Does bootstrap method help for small sample? In my mind, bootstrap is a solution when you don't have belief in a normality assumption. If your data is random enough, it might be convincing to sample from your sample and get an empirical distribution for your statistic.
But if the size of your sample is small, even if you believe your sample is random, can you say bootstrap is the best way for small sample? Would there be a chance that your bootstrap result is biased?
Best Answer
The validity of the bootstrap is based on asymptotic arguments, so there is not much basis to say that bootstrap is the best way for a small sample.

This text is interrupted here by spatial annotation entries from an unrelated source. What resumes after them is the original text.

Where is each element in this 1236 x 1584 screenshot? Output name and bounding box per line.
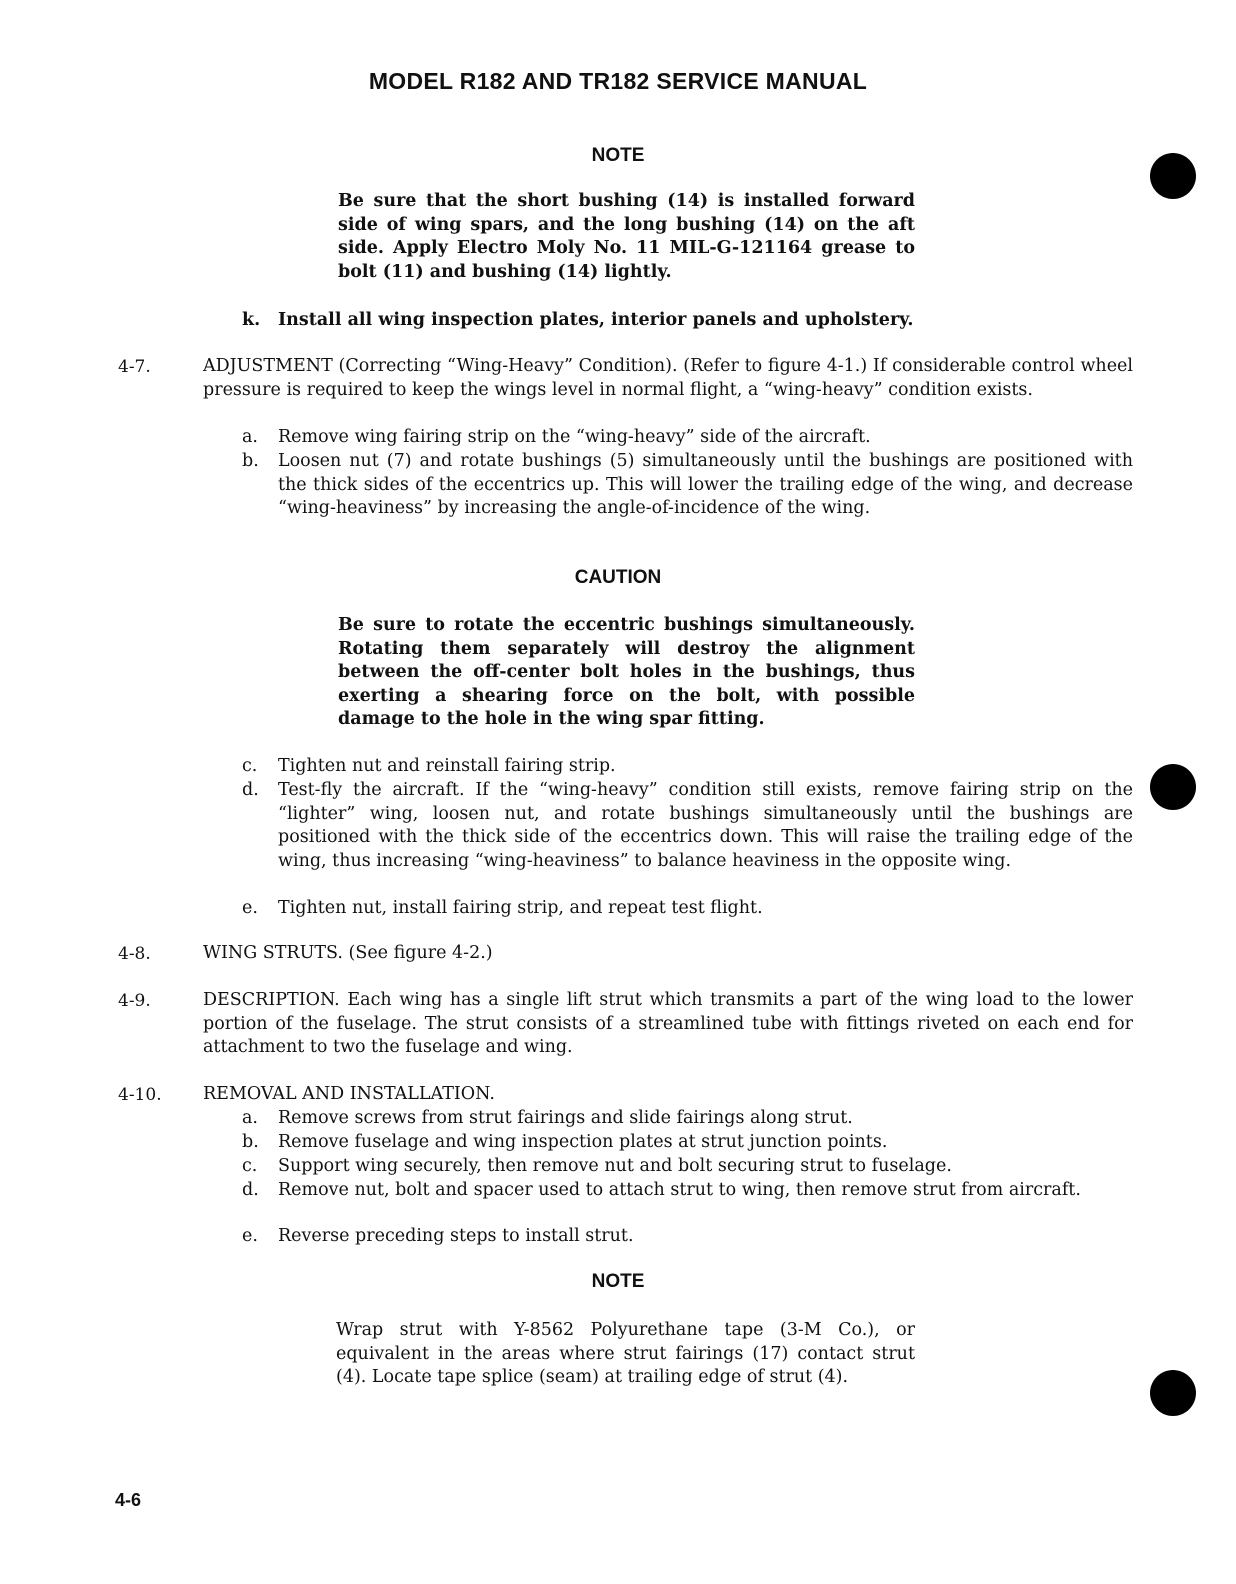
list-item-letter: a.	[242, 427, 258, 447]
page-title: MODEL R182 AND TR182 SERVICE MANUAL	[368, 68, 868, 94]
list-item	[242, 779, 1142, 897]
list-item	[242, 755, 1142, 779]
list-item-letter: b.	[242, 451, 259, 471]
list-item-text: Tighten nut, install fairing strip, and repeat test flight.	[278, 898, 763, 918]
list-item	[242, 1155, 1142, 1179]
note-heading: NOTE	[591, 145, 645, 166]
list-item-letter: c.	[242, 1156, 258, 1176]
list-item-letter: e.	[242, 898, 258, 918]
list-item	[242, 1107, 1142, 1131]
revision-marker-dot	[1150, 1370, 1196, 1416]
caution-heading: CAUTION	[574, 567, 662, 588]
list-item	[242, 1131, 1142, 1155]
list-item-text: Loosen nut (7) and rotate bushings (5) simultaneously until the bushings are positioned with the thick sides of the eccentrics up. This will lower the trailing edge of the wing, and decrease “wing-heaviness” by increasing the angle-of-incidence of the wing.	[278, 451, 1133, 518]
list-item-letter: a.	[242, 1108, 258, 1128]
section-number: 4-9.	[118, 991, 151, 1011]
section-heading: WING STRUTS. (See figure 4-2.)	[203, 943, 493, 963]
list-item	[242, 426, 1142, 450]
revision-marker-dot	[1150, 153, 1196, 199]
list-item	[242, 1179, 1142, 1226]
note-text: Be sure that the short bushing (14) is installed forward side of wing spars, and the long bushing (14) on the aft side. Apply Electro Moly No. 11 MIL-G-121164 grease to bolt (11) and bushing (14) lightly.	[338, 191, 915, 282]
section-heading: REMOVAL AND INSTALLATION.	[203, 1084, 495, 1104]
list-item-text: Reverse preceding steps to install strut.	[278, 1226, 634, 1246]
section-paragraph: ADJUSTMENT (Correcting “Wing-Heavy” Condition). (Refer to figure 4-1.) If considerable control wheel pressure is required to keep the wings level in normal flight, a “wing-heavy” condition exists.	[203, 356, 1133, 400]
list-item-text: Support wing securely, then remove nut and bolt securing strut to fuselage.	[278, 1156, 952, 1176]
list-item-letter: e.	[242, 1226, 258, 1246]
list-item	[242, 897, 1142, 921]
section-number: 4-7.	[118, 357, 151, 377]
list-item	[242, 1225, 1142, 1249]
list-item-letter: b.	[242, 1132, 259, 1152]
note-heading: NOTE	[591, 1271, 645, 1292]
list-item-text: Remove fuselage and wing inspection plates at strut junction points.	[278, 1132, 888, 1152]
section-number: 4-10.	[118, 1085, 162, 1105]
note-text: Wrap strut with Y-8562 Polyurethane tape (3-M Co.), or equivalent in the areas where strut fairings (17) contact strut (4). Locate tape splice (seam) at trailing edge of strut (4).	[336, 1320, 915, 1387]
caution-text: Be sure to rotate the eccentric bushings simultaneously. Rotating them separately will destroy the alignment between the off-center bolt holes in the bushings, thus exerting a shearing force on the bolt, with possible damage to the hole in the wing spar fitting.	[338, 615, 915, 729]
list-item	[242, 450, 1142, 545]
page-number: 4-6	[115, 1490, 142, 1510]
list-item-text: Tighten nut and reinstall fairing strip.	[278, 756, 616, 776]
list-item-letter: c.	[242, 756, 258, 776]
list-item-text: Install all wing inspection plates, interior panels and upholstery.	[278, 310, 914, 330]
list-item	[242, 309, 1142, 333]
list-item-letter: k.	[242, 310, 261, 330]
list-item-text: Remove wing fairing strip on the “wing-heavy” side of the aircraft.	[278, 427, 871, 447]
list-item-text: Remove screws from strut fairings and slide fairings along strut.	[278, 1108, 853, 1128]
section-paragraph: DESCRIPTION. Each wing has a single lift strut which transmits a part of the wing load to the lower portion of the fuselage. The strut consists of a streamlined tube with fittings riveted on each end for attachment to two the fuselage and wing.	[203, 990, 1133, 1057]
revision-marker-dot	[1150, 764, 1196, 810]
list-item-letter: d.	[242, 1180, 259, 1200]
list-item-letter: d.	[242, 780, 259, 800]
section-number: 4-8.	[118, 944, 151, 964]
list-item-text: Remove nut, bolt and spacer used to attach strut to wing, then remove strut from aircraft.	[278, 1180, 1081, 1200]
list-item-text: Test-fly the aircraft. If the “wing-heavy” condition still exists, remove fairing strip on the “lighter” wing, loosen nut, and rotate bushings simultaneously until the bushings are positioned with the thick side of the eccentrics down. This will raise the trailing edge of the wing, thus increasing “wing-heaviness” to balance heaviness in the opposite wing.	[278, 780, 1133, 871]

However, there are some situations where there is good reason to prefer bootstrap to usual asymptotic inference for small (or really any) samples. Some uses of bootstrap achieve what is called an asymptotic refinement. This refers to a situation where the bootstrap estimate of the distribution of your estimator converges faster than the usual asymptotic approximation. For example, if you have some asymptotically normal estimate, $\sqrt{n}(\hat{\theta} - \theta) \leadsto_d N(0,\sigma^2)$, then $$P( \sqrt{n}(\hat{\theta}-\theta)/\hat{\sigma} < z) = \Phi(z) + O(n^{-1}),$$ i.e. the size distortion of hypothesis tests decreases at rate $1/n$. Some versions of bootstrap can be shown to have size distortions that decrease at a rate faster than $1/n$. Specifically, using bootstrap to compute the distribution of a pivotal statistic (one whose asymptotic distribution is completely known, like the t-statistic) generally gives this faster convergence. In this example if for each bootstrap replicate of the data, you calculate $t_b = \sqrt{n}(\hat{\theta}_b - \hat{\theta})/\hat{\sigma}_b$, and let $\hat{F}$ be the CDF of the $t_b$, then
$$P( \sqrt{n}(\hat{\theta}-\theta)/\hat{\sigma} < z) = \hat{F}(z) + o(n^{-1})$$ Here we have a little $o$ where before there was a big $O$. This gives some hope that when bootstrapping pivotal statistics, the bootstrap might be more accurate for small samples than the usual asymptotic approximations.